Studies have shown a major reduction in left-turn collisions and a minor reduction in merging and diverging collisions, due to the shifting of left turns outside the main intersection. In addition, it reduces the number of different traffic light phases, significantly increasing traffic flow. Because separate phases are no longer needed for left turns, this increases green time for through traffic. The effect on turning traffic is mixed. Consequently, the timing of traffic signals along a highway featuring the design is made easier by the elimination of left-turn phases both on that highway and along intersecting roadways contributing to the reduction of travel times and the increased capacity of those roadways.

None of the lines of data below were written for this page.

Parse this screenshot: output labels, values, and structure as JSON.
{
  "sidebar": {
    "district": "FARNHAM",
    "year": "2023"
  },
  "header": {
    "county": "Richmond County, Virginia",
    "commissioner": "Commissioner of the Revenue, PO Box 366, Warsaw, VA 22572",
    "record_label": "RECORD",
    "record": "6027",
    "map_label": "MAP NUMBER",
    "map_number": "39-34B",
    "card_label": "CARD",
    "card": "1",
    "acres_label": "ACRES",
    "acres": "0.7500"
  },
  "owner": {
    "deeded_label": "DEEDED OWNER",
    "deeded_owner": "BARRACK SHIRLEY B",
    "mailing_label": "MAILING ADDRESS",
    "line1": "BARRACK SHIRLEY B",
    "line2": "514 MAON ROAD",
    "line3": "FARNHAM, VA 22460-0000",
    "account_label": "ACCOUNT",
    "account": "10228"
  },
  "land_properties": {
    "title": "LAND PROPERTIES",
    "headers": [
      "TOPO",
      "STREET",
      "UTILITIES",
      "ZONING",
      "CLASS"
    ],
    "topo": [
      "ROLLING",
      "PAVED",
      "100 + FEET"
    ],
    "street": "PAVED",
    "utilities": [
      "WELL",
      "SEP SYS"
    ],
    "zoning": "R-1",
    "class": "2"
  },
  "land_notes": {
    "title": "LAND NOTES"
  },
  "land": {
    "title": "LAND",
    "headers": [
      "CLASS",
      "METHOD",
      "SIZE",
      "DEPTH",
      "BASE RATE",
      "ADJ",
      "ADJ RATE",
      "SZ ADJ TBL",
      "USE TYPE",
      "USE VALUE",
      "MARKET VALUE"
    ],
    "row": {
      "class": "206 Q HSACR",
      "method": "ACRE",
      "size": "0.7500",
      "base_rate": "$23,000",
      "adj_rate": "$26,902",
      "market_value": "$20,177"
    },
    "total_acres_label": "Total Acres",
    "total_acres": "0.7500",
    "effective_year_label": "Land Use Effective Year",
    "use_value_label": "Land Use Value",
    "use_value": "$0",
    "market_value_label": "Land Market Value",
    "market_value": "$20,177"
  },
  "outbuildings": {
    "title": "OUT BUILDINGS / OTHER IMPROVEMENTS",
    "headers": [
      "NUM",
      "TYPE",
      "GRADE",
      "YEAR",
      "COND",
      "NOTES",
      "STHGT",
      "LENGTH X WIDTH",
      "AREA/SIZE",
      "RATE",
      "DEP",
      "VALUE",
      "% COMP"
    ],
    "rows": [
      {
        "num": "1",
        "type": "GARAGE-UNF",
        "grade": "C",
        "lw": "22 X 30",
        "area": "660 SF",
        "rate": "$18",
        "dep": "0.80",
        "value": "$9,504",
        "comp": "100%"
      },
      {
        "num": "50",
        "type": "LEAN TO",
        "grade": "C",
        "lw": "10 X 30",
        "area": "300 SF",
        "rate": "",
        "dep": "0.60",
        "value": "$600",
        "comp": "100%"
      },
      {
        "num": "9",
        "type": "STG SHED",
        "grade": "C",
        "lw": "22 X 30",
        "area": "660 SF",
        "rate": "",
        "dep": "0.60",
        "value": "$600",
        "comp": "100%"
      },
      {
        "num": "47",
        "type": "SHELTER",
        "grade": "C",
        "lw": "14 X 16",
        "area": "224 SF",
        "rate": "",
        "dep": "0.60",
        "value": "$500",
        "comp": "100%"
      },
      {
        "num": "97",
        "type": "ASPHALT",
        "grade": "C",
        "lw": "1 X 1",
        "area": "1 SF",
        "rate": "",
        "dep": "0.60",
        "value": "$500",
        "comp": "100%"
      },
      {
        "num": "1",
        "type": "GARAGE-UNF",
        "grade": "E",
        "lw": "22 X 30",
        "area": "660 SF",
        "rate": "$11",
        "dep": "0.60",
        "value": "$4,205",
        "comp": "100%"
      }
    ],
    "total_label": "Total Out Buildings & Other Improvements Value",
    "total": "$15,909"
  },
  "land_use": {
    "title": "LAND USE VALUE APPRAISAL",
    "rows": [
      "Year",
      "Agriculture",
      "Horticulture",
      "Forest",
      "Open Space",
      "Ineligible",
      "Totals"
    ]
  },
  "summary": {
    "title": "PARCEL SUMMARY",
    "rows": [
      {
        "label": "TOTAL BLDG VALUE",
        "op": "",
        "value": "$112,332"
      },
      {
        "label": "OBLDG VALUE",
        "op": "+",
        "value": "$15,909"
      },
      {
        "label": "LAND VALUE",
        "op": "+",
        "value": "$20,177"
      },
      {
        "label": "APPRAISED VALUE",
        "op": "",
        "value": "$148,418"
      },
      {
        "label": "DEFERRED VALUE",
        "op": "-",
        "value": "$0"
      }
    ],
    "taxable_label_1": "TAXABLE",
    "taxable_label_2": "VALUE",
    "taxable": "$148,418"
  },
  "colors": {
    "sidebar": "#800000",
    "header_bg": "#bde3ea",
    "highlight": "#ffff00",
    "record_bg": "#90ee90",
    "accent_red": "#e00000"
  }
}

It has been shown to enhance safety for pedestrians at these intersections, since they only encounter through traffic and vehicles making right turns. The elimination of left turns removes one source of potential vehicle-pedestrian conflict. One minor disadvantage of the Michigan left is the extra distance required for the motorist to drive. Sometimes the distance to the turnaround is as far away as 1/4 mi past the intersection. This design leads to each motorist driving an additional 1/2 mi to make a left turn. It also results in left-turning vehicles having to stop up to three times in the execution of the turn.